Because an online college student might want to meet a classmate the old-fashioned way – face to face – Arizona State University (ASU) has a social networking platform that helps students spot each other on their laptops and smart phones.
More than 600 ASU Online students are connected to spark, a “geosocial” site that allows students to check in when they enter a library, coffee shop, or anywhere else in their community.
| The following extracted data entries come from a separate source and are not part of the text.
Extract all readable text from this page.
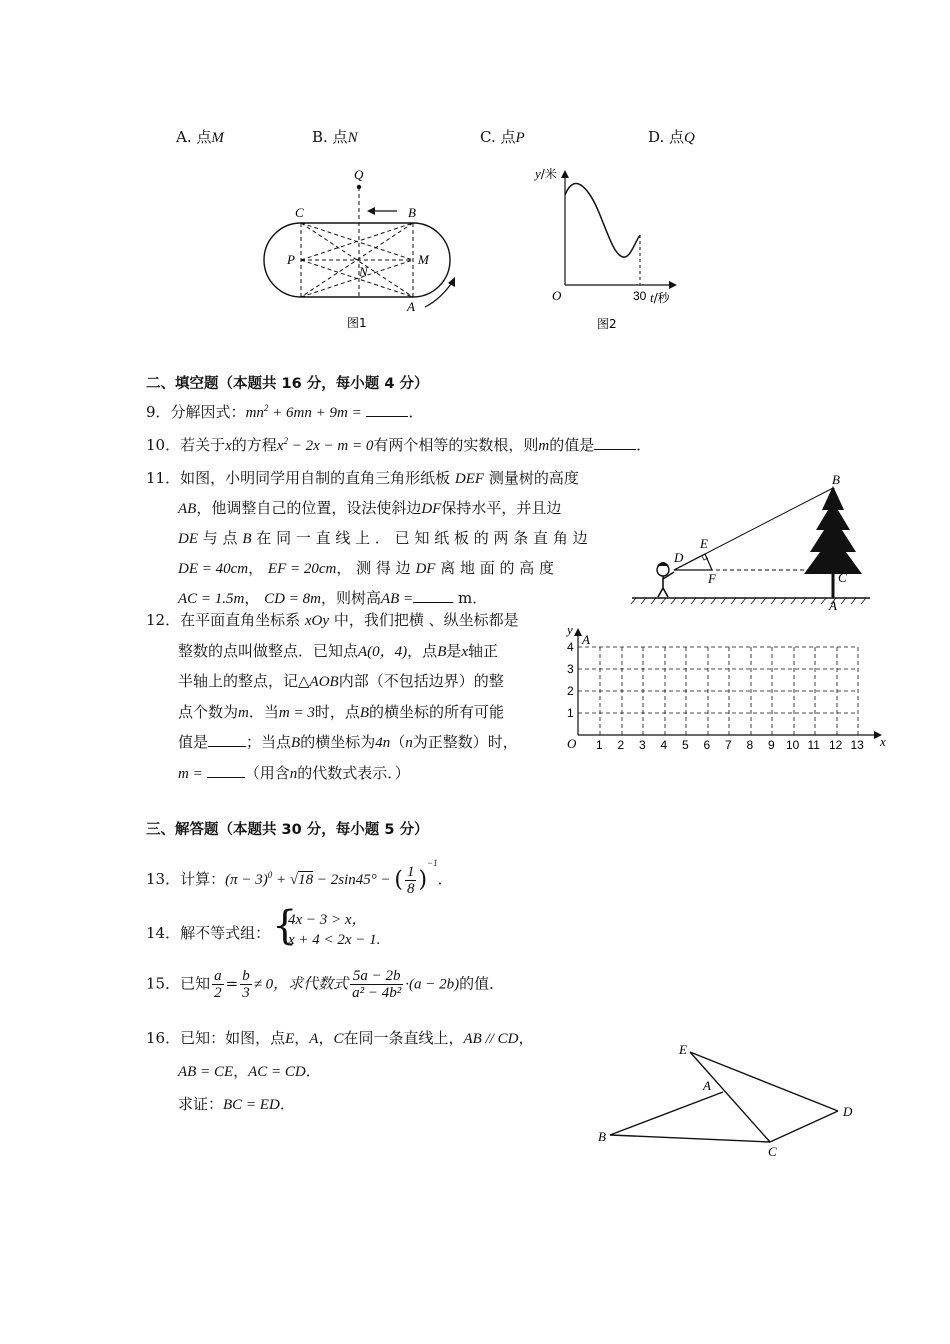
A. 点M	B. 点N	C. 点P	D. 点Q
Q
C	B
P
N
M
A
图1
y/米
O	30 t/秒
图2
二、填空题（本题共 16 分，每小题 4 分）
9．分解因式：$mn^2 + 6mn + 9m$ =	．
10．若关于x的方程$x^2 - 2x - m = 0$有两个相等的实数根，则m的值是	．
11．如图，小明同学用自制的直角三角形纸板 DEF 测量树的高度
AB，他调整自己的位置，设法使斜边DF保持水平，并且边
DE 与 点 B 在 同 一 直 线 上 ． 已 知 纸 板 的 两 条 直 角 边
DE = 40cm， EF = 20cm， 测 得 边 DF 离 地 面 的 高 度
AC = 1.5m， CD = 8m，则树高AB =	m．
B
E
D
F	C
A
12．在平面直角坐标系 xOy 中，我们把横 、纵坐标都是
整数的点叫做整点．已知点A(0，4)，点B是x轴正
半轴上的整点，记△AOB内部（不包括边界）的整
点个数为m．当m = 3时，点B的横坐标的所有可能
值是	；当点B的横坐标为4n（n为正整数）时，
m =	（用含n的代数式表示．）
y
A
x
O 1 2 3 4 5 6 7 8 9 10 11 12 13
1
2
3
4
三、解答题（本题共 30 分，每小题 5 分）
13．计算：$(\pi - 3)^0 + √18 - 2\sin 45^\circ$ − ( $\frac{1}{8} )^{-1}$．
14．解不等式组： {
4x − 3 > x，
x + 4 < 2x − 1.
15．已知 $\frac{a}{2} = \frac{b}{3} \ne 0$，求代数式 $\frac{5a - 2b}{\text{a² − 4b²}} \cdot(a - 2b)$的值．
16．已知：如图，点E，A，C在同一条直线上，AB // CD，
AB = CE，AC = CD．
求证：BC = ED．
E
A
D
B
C
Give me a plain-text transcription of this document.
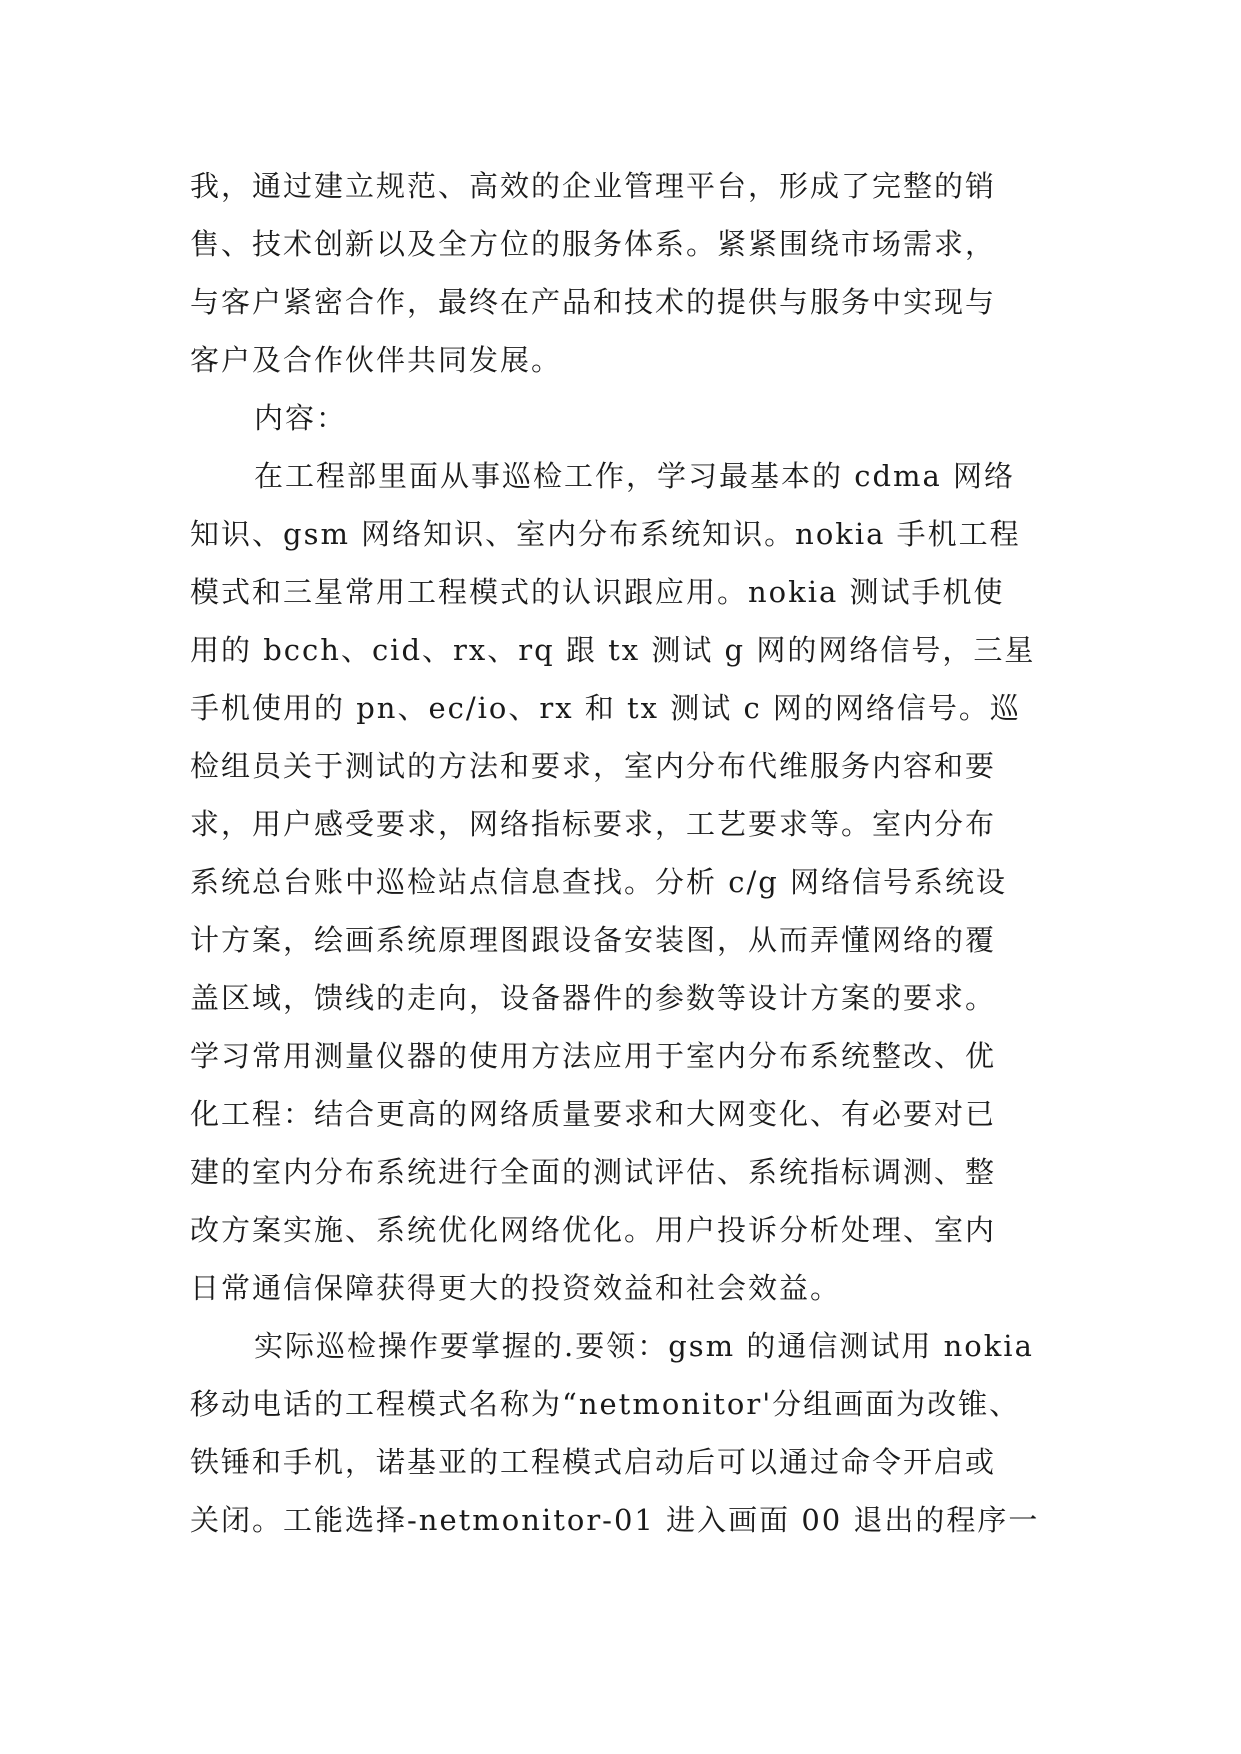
我，通过建立规范、高效的企业管理平台，形成了完整的销
售、技术创新以及全方位的服务体系。紧紧围绕市场需求，
与客户紧密合作，最终在产品和技术的提供与服务中实现与
客户及合作伙伴共同发展。
内容：
在工程部里面从事巡检工作，学习最基本的 cdma 网络
知识、gsm 网络知识、室内分布系统知识。nokia 手机工程
模式和三星常用工程模式的认识跟应用。nokia 测试手机使
用的 bcch、cid、rx、rq 跟 tx 测试 g 网的网络信号，三星
手机使用的 pn、ec/io、rx 和 tx 测试 c 网的网络信号。巡
检组员关于测试的方法和要求，室内分布代维服务内容和要
求，用户感受要求，网络指标要求，工艺要求等。室内分布
系统总台账中巡检站点信息查找。分析 c/g 网络信号系统设
计方案，绘画系统原理图跟设备安装图，从而弄懂网络的覆
盖区域，馈线的走向，设备器件的参数等设计方案的要求。
学习常用测量仪器的使用方法应用于室内分布系统整改、优
化工程：结合更高的网络质量要求和大网变化、有必要对已
建的室内分布系统进行全面的测试评估、系统指标调测、整
改方案实施、系统优化网络优化。用户投诉分析处理、室内
日常通信保障获得更大的投资效益和社会效益。
实际巡检操作要掌握的.要领：gsm 的通信测试用 nokia
移动电话的工程模式名称为“netmonitor'分组画面为改锥、
铁锤和手机，诺基亚的工程模式启动后可以通过命令开启或
关闭。工能选择-netmonitor-01 进入画面 00 退出的程序一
The hope is that other ASU web-based students will see a virtual classmate in a nearby coffee shop and stop by to say hello.
Instead of posting your location on a vast social network – especially Facebook Places – spark is only accessible to ASU Online students with university-issued eMail address, creating “micro-communities based on place-based networks,” said Lawrence Coburn, Double Dutch CEO.
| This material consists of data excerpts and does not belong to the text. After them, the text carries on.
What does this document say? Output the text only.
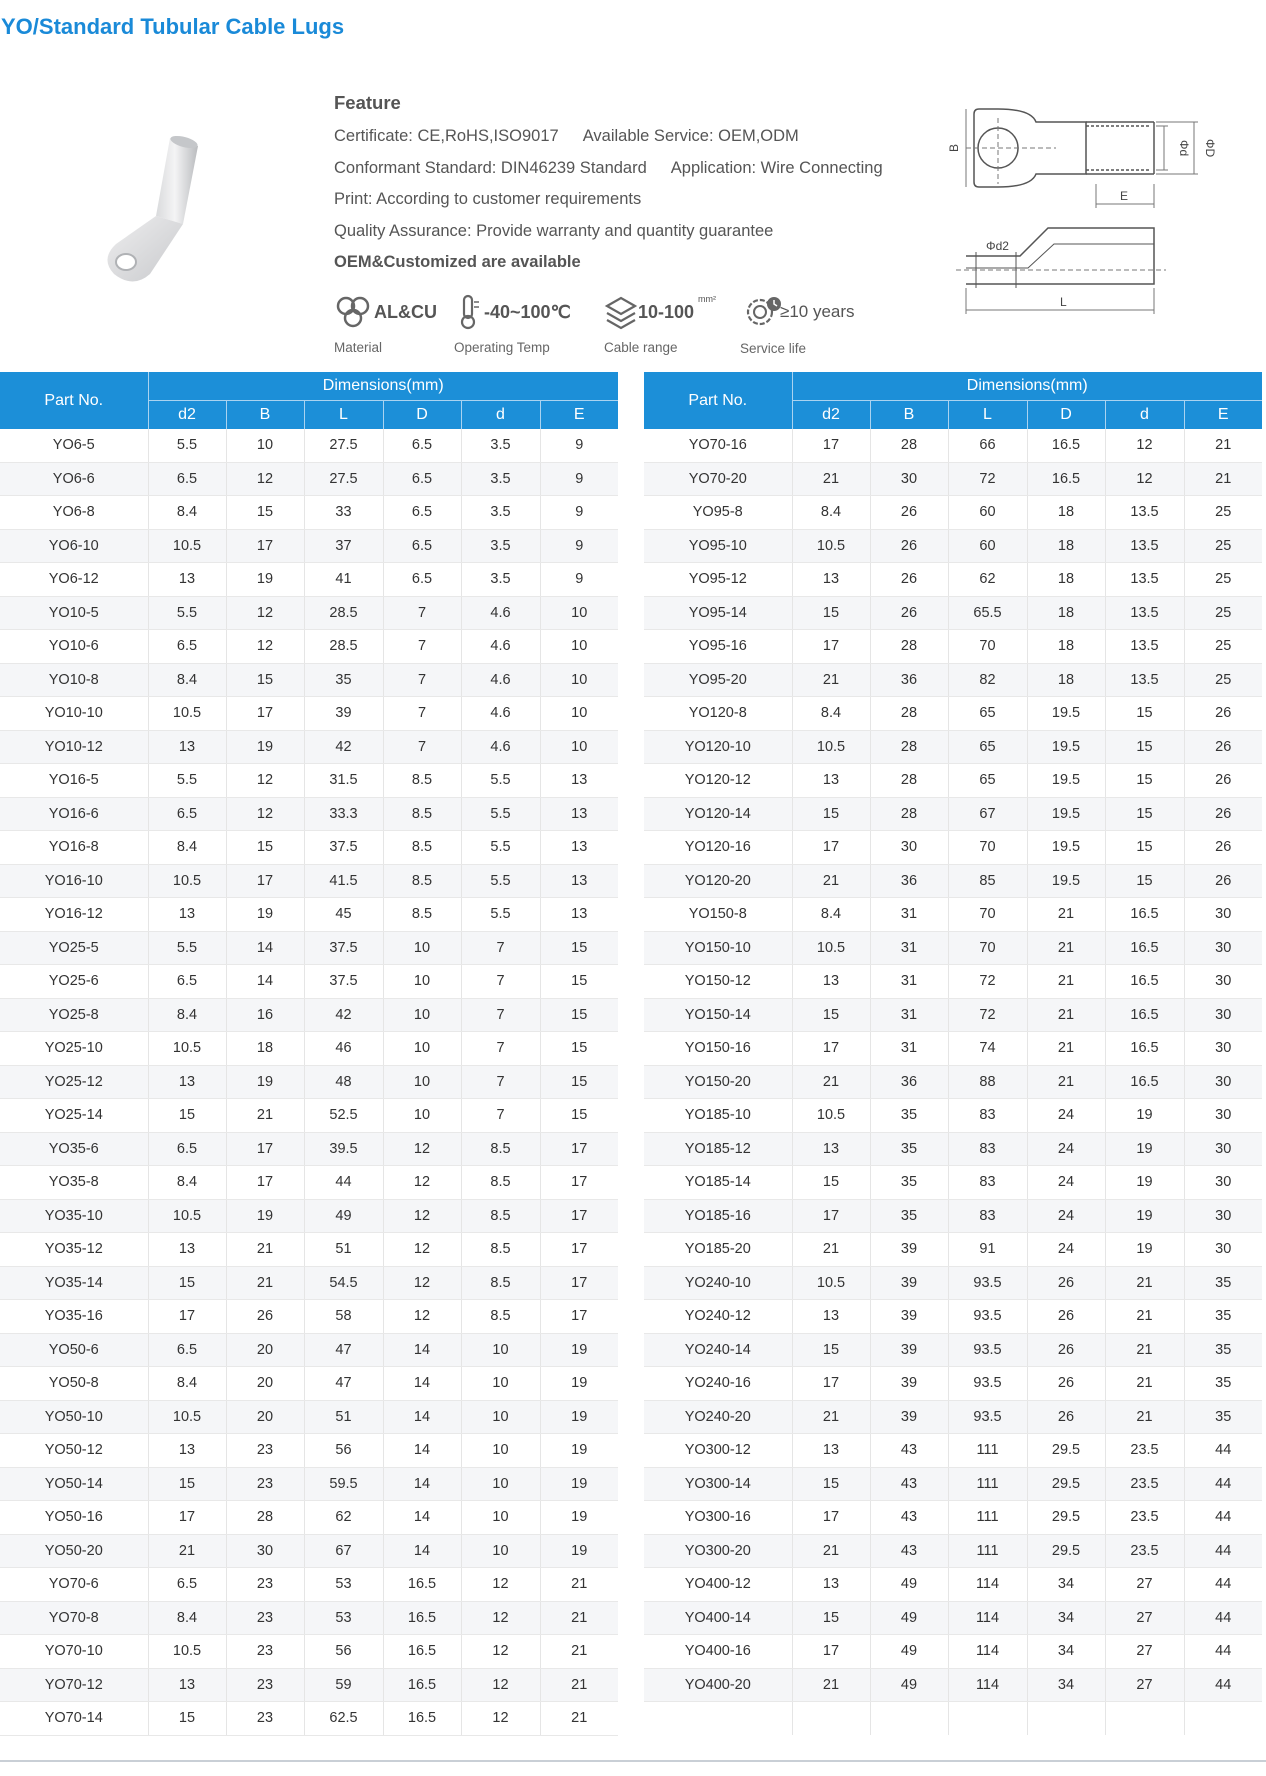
YO/Standard Tubular Cable Lugs
Feature
Certificate: CE,RoHS,ISO9017 Available Service: OEM,ODM
Conformant Standard: DIN46239 Standard Application: Wire Connecting
Print: According to customer requirements
Quality Assurance: Provide warranty and quantity guarantee
OEM&Customized are available
AL&CU
Material
-40~100℃
Operating Temp
10-100
mm²
Cable range
≥10 years
Service life
B	Φd ΦD
E
Φd2
L
Part No.	Dimensions(mm)					
	d2	B	L	D	d	E
YO6-5	5.5	10	27.5	6.5	3.5	9
YO6-6	6.5	12	27.5	6.5	3.5	9
YO6-8	8.4	15	33	6.5	3.5	9
YO6-10	10.5	17	37	6.5	3.5	9
YO6-12	13	19	41	6.5	3.5	9
YO10-5	5.5	12	28.5	7	4.6	10
YO10-6	6.5	12	28.5	7	4.6	10
YO10-8	8.4	15	35	7	4.6	10
YO10-10	10.5	17	39	7	4.6	10
YO10-12	13	19	42	7	4.6	10
YO16-5	5.5	12	31.5	8.5	5.5	13
YO16-6	6.5	12	33.3	8.5	5.5	13
YO16-8	8.4	15	37.5	8.5	5.5	13
YO16-10	10.5	17	41.5	8.5	5.5	13
YO16-12	13	19	45	8.5	5.5	13
YO25-5	5.5	14	37.5	10	7	15
YO25-6	6.5	14	37.5	10	7	15
YO25-8	8.4	16	42	10	7	15
YO25-10	10.5	18	46	10	7	15
YO25-12	13	19	48	10	7	15
YO25-14	15	21	52.5	10	7	15
YO35-6	6.5	17	39.5	12	8.5	17
YO35-8	8.4	17	44	12	8.5	17
YO35-10	10.5	19	49	12	8.5	17
YO35-12	13	21	51	12	8.5	17
YO35-14	15	21	54.5	12	8.5	17
YO35-16	17	26	58	12	8.5	17
YO50-6	6.5	20	47	14	10	19
YO50-8	8.4	20	47	14	10	19
YO50-10	10.5	20	51	14	10	19
YO50-12	13	23	56	14	10	19
YO50-14	15	23	59.5	14	10	19
YO50-16	17	28	62	14	10	19
YO50-20	21	30	67	14	10	19
YO70-6	6.5	23	53	16.5	12	21
YO70-8	8.4	23	53	16.5	12	21
YO70-10	10.5	23	56	16.5	12	21
YO70-12	13	23	59	16.5	12	21
YO70-14	15	23	62.5	16.5	12	21
Part No.	Dimensions(mm)					
	d2	B	L	D	d	E
YO70-16	17	28	66	16.5	12	21
YO70-20	21	30	72	16.5	12	21
YO95-8	8.4	26	60	18	13.5	25
YO95-10	10.5	26	60	18	13.5	25
YO95-12	13	26	62	18	13.5	25
YO95-14	15	26	65.5	18	13.5	25
YO95-16	17	28	70	18	13.5	25
YO95-20	21	36	82	18	13.5	25
YO120-8	8.4	28	65	19.5	15	26
YO120-10	10.5	28	65	19.5	15	26
YO120-12	13	28	65	19.5	15	26
YO120-14	15	28	67	19.5	15	26
YO120-16	17	30	70	19.5	15	26
YO120-20	21	36	85	19.5	15	26
YO150-8	8.4	31	70	21	16.5	30
YO150-10	10.5	31	70	21	16.5	30
YO150-12	13	31	72	21	16.5	30
YO150-14	15	31	72	21	16.5	30
YO150-16	17	31	74	21	16.5	30
YO150-20	21	36	88	21	16.5	30
YO185-10	10.5	35	83	24	19	30
YO185-12	13	35	83	24	19	30
YO185-14	15	35	83	24	19	30
YO185-16	17	35	83	24	19	30
YO185-20	21	39	91	24	19	30
YO240-10	10.5	39	93.5	26	21	35
YO240-12	13	39	93.5	26	21	35
YO240-14	15	39	93.5	26	21	35
YO240-16	17	39	93.5	26	21	35
YO240-20	21	39	93.5	26	21	35
YO300-12	13	43	111	29.5	23.5	44
YO300-14	15	43	111	29.5	23.5	44
YO300-16	17	43	111	29.5	23.5	44
YO300-20	21	43	111	29.5	23.5	44
YO400-12	13	49	114	34	27	44
YO400-14	15	49	114	34	27	44
YO400-16	17	49	114	34	27	44
YO400-20	21	49	114	34	27	44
“We’re not taking the mega-app approach here,” said Coburn, whose company took in $1.2 million last month from investors led by Lightbank, the investment fund run by Groupon cofounders. “We are starting to see more demand for single purpose niche networks … because people don’t want to tell 1,000 people that they’re at the gym.”
Spark could facilitate face-to-face connections between ASU Online students looking for a study partner, but the site also could provide a digital space to sound off about homework, quizzes, and exams – topics that students hesitate to discuss in broad social media platforms.
“Students should feel free to geek out and share stuff about their physics homework any time they want,” said Sarah Krznarich, an ASU social media expert who has worked with Double Dutch in creating spark.